Let's look at it with context. The GTX 1060 uses less power than the RX 480, and has way less ALUs though they are clocked higher. The GTX 1060 is an amazing card for the performance per watt bracket that it targets. Regarding DX12, it depends on how skillfully it is implemented. Just going to DX12 doesn't necessarily grant a performance increase. Case in point, look at Hitman and Rise of the Tomb Raider. Both games in DX12 run slower than they do in DX11 for NVidia. For AMD there is a performance boost yes,
but even with DX12, AMD is still significantly slower than NVidia in DX11. Total Warhammer is the exact same:
Only with Ashes of the Singularity do we see a large performance increase going to DX12.
So basically, DX12 isn't just some buy word. It's a powerful low level API that very few developers will probably be able to master..
The fact that 1060 is already losing to RX 480 in big titles like Doom and DE:MD is a sign that we don't even need to wait 1.5-2 years to see that 1060 is unlikely to age well, continuing the tradition of 2012+ NV GPUs.

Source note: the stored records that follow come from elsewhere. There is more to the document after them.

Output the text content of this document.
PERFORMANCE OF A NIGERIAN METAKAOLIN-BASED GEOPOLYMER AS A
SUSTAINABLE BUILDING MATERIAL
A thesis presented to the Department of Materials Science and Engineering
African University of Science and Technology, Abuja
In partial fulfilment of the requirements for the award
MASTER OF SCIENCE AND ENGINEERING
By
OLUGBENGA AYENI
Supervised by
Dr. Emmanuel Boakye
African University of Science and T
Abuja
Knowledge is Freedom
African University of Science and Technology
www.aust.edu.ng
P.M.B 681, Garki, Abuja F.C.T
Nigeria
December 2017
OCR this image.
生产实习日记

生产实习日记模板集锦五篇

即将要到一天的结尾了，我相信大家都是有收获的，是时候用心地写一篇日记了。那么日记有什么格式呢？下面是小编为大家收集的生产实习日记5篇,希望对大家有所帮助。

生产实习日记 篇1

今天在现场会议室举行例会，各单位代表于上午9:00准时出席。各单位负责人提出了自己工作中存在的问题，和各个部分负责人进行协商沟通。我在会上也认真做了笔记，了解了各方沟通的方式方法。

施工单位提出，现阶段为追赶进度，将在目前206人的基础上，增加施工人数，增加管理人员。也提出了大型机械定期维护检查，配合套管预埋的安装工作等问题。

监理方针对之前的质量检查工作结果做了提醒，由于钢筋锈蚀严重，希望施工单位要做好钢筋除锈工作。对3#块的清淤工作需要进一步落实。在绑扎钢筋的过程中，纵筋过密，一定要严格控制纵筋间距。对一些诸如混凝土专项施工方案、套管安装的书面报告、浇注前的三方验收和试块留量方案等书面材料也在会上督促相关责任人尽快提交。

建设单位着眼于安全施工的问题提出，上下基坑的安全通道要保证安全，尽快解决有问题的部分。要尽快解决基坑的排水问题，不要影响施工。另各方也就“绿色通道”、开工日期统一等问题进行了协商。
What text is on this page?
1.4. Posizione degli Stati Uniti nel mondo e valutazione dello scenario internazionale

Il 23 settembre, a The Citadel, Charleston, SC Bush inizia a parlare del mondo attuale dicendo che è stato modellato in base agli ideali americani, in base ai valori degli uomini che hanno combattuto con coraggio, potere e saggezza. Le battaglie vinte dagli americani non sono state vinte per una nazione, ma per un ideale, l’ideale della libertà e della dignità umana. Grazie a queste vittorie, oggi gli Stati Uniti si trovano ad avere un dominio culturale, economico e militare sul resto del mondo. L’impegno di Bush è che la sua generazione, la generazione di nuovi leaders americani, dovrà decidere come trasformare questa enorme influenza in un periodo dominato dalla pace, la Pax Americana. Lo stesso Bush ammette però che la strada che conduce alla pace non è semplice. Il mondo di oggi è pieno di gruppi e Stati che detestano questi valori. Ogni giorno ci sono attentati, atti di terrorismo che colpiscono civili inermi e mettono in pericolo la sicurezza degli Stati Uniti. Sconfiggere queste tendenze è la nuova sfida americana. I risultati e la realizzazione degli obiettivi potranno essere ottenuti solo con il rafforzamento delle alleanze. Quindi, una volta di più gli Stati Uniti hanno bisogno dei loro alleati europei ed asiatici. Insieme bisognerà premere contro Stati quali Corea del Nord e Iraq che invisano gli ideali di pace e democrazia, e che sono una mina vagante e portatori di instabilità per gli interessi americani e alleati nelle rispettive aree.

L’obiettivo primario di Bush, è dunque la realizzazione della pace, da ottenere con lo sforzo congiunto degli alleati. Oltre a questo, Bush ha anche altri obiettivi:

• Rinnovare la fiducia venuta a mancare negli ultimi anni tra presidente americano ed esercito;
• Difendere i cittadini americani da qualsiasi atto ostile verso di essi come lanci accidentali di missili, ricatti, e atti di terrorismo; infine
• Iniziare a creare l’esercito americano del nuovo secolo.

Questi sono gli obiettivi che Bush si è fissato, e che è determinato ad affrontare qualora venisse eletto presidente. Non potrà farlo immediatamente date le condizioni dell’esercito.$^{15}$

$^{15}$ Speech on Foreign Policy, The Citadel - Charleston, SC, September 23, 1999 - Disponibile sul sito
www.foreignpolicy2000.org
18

GTX 1060 destroys RX 480 in OpenGL in Doom. With Vulkan, it's reversed, but only because Vulkan uses GCN shader intrinsics which is basically like console optimizations that can directly map to the hardware. Until ID implement the NVidia shader intrinsics, it's not a fair comparison. When they do, and you can be sure they will, then we can come to a final decision.
That said, I think AMD's Gaming Evolved program leaves much to be desired. The graphics effects like CHS are second rate compared to what you find with NVidia's Gameworks..
Deus Ex Mankind Divided would have been a better looking game, and probably even a better performing game had it been a GW title rather than a GE title.